The results of this study probably assessed the current standard for the management of syncope and provided a frame of reference for daily activity when dealing with syncope. As a consequence of these methodological features, the results markedly differed from those of previous investigations; more diagnosis of neurally-mediated syncope were made and much less syncope remained unexplained than in the past (see fig. 2).

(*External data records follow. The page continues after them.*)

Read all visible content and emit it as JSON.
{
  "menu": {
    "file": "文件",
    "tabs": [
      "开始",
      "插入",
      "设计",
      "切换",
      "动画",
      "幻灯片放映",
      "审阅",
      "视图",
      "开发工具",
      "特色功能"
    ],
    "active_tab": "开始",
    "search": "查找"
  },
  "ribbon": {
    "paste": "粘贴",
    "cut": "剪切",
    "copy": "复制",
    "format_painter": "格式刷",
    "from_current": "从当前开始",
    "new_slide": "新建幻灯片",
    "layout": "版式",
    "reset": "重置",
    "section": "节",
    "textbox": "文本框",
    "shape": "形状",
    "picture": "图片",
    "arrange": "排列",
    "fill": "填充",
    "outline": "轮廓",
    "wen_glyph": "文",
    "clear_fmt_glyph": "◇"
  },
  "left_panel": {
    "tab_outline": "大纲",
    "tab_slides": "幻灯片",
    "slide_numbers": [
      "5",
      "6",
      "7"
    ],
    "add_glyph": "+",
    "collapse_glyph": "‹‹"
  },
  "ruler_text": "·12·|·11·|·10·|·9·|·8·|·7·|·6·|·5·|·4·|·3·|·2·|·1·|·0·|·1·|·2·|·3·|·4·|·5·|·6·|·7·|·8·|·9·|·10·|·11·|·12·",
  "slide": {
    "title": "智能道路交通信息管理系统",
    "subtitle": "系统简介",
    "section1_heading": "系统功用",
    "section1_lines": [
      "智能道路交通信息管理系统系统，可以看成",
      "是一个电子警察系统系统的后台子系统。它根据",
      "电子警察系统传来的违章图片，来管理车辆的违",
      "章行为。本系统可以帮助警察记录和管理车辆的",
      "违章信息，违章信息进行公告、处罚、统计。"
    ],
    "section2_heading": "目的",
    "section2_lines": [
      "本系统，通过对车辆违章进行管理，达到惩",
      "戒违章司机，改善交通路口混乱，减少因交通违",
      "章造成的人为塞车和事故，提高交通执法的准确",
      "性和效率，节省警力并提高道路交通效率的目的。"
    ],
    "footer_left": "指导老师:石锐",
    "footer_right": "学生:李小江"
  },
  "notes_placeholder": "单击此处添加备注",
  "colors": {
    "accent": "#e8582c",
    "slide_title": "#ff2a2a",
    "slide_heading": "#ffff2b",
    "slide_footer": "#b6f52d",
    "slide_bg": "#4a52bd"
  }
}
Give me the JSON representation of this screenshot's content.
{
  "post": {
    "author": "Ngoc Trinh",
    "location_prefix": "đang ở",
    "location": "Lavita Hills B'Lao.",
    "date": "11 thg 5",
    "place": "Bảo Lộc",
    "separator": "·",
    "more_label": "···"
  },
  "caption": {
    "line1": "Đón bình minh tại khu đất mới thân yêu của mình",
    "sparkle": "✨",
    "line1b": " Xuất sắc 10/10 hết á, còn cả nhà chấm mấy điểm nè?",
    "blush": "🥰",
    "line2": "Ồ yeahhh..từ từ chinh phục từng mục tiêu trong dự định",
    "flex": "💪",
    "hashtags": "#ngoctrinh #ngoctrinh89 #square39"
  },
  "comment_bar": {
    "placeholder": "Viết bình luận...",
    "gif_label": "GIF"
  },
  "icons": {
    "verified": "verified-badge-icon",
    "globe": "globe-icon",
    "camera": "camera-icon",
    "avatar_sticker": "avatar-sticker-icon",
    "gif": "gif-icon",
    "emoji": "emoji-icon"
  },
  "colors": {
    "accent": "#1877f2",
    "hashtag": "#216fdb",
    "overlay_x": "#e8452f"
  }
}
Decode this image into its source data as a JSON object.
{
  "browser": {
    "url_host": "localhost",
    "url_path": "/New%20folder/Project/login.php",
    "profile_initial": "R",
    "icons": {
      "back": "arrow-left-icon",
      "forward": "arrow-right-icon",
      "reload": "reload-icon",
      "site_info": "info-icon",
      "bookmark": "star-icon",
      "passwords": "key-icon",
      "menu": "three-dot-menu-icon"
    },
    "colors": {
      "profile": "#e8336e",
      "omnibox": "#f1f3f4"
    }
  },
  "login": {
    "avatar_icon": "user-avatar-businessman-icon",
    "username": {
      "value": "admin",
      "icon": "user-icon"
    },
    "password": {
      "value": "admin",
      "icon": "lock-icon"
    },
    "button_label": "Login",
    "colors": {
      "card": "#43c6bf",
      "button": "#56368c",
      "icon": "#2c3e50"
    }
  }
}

A prospective, controlled, multi-centre study was performed in
order to verify if this standardised method of care is feasible in the real
world and superior to the usual care. The patients referred from October 4 to
November 5, 2004 for emergency care, to 19 Italian general hospitals were
managed according to this new standardised care pathway and were compared with
those of EGSYS-1 referred from November 5 to December 7, 2001 who were managed according to the usual practices. There
were 929 patients in the usual care group and 745 patients in the standardised
care group. The baseline characteristics of the two study populations were
similar.
Study Underpins Guidelines
At the end of the evaluation, 78% of the patients assigned to
the standardised care group adhered to the guideline-based evaluation
achieving, when compared to usual care, 17% less hospitalisation rate (39% vs
47%), 11% shorter in-hospital stay (7.2±5.7 vs 8.1±5.9 days) and 26% fewer
tests performed per patient (median 2.5 vs 3.4). Forty-one percent more standardised
care patients had a diagnosis of neurally-mediated (65% vs 46%) and 66% more of
orthostatic (10% vs 6%) while 54% fewer had a diagnosis of pseudo-syncope (6%
vs 13%) and 75% fewer of unexplained syncope (5% vs 20%) (see table 2). The
mean cost per patient was 19% lower (1127 euros vs 1394 euros) and the mean
cost per diagnosis was 29% lower (1240 euros vs 1753 euros) in the standardised
care group (see table 1).
Thus, this study showed that a standardised care pathway significantly improved diagnostic yield and reduced hospital admissions, resource consumption and overall costs. Although the results of this study are difficult to reproduce in everyday practice, the study shows that ESC guidelines can be implemented in the clinical setting, provided the presence of trained medical personnel and the use of specifically designed decision-making software are in place. Thus, these results support the creation of cohesive, structured syncope facilities, as in the model proposed by the ESC guidelines in order to provide optimal quality service on the basis of well-defined, up-to-date diagnostic guidelines.